Nous nous approchâmes du bureau, et celui qui se l’était approprié regarda le commissaire Flores, me montra du doigt et dissipa l’ambiguïté qu’il créait en demandant :
— C’est lui ?
— Oui, excellence – répondit le commissaire Flores.
Celui qui avait été digne de ce traitement enroula son index avec lequel il me désignait et s’adressa à moi au moyen de la parole.
— Tu sais avec qui tu parles, petit ? – me demanda-t-il.

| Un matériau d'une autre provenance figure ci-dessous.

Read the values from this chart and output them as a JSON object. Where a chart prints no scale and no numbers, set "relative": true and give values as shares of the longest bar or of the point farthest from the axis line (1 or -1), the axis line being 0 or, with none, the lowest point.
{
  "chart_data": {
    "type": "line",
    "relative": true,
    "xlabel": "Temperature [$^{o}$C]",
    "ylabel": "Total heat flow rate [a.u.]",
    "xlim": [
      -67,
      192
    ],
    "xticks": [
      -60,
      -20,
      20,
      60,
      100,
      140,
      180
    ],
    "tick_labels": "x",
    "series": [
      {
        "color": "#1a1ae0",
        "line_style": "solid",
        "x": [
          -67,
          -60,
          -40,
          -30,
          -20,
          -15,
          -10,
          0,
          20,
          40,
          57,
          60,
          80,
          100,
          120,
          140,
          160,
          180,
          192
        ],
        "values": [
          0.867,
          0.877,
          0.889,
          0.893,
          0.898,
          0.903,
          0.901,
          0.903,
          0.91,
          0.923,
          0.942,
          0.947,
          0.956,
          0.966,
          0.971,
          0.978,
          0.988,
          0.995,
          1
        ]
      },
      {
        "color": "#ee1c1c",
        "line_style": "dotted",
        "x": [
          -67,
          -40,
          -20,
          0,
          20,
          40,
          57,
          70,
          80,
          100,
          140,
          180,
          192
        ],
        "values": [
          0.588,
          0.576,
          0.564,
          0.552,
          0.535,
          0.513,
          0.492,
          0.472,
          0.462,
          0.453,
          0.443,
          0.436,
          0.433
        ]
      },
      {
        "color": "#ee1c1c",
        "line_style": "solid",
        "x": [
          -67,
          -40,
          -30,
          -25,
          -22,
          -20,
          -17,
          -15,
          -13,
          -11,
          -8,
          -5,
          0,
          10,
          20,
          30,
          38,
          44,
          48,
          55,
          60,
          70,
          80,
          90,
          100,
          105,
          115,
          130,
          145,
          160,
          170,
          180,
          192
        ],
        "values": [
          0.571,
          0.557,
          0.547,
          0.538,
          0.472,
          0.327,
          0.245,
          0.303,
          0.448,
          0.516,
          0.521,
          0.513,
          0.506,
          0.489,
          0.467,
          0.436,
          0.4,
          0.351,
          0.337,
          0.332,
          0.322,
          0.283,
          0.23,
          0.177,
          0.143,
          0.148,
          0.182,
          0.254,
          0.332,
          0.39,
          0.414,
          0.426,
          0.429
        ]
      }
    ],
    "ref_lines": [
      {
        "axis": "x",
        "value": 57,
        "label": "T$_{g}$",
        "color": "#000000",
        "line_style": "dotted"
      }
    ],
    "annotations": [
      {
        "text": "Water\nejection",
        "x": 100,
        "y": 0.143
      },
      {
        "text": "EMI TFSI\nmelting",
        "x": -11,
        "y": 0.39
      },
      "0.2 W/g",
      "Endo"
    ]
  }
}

Je lui fis signe de la tête que non.
— Informez-le, Flo – dit-il au commissaire.
Ce dernier s’approcha de moi et me chuchota à l’oreille, comme si l’intéressé ne devait pas écouter la révélation :
— Ce monsieur, don Ceregumio Lavaca, est le ministre de l’Agriculture.
Sans perdre un instant, je fléchis les jambes, respirai profondément et m’élançai dans les airs pour sauter par-dessus le bureau et baiser la main de ce haut personnage, et mon intention aurait été menée à bien si n’avait été le brillant coup de genou que le commissaire Flores avait trouvé bon de m’administrer dans le derrière. Le surhomme, qui, par sa grandeur, devait être exempt du culte de la personne, rétablit la familiarité avec un sourire bienveillant et le simple geste consistant à se fourrer le petit doigt dans le nez. Le commissaire attrapa un siège et s’assit. Je jugeai préférable de maintenir une position verticale. Monsieur le ministre retroussa les manches de sa chemise et je remarquai qu’il avait, tatoué sur l’avant-bras, un cœur traversé par une flèche et festonné de cette inscription lapidaire : TOUTES DES SALOPES.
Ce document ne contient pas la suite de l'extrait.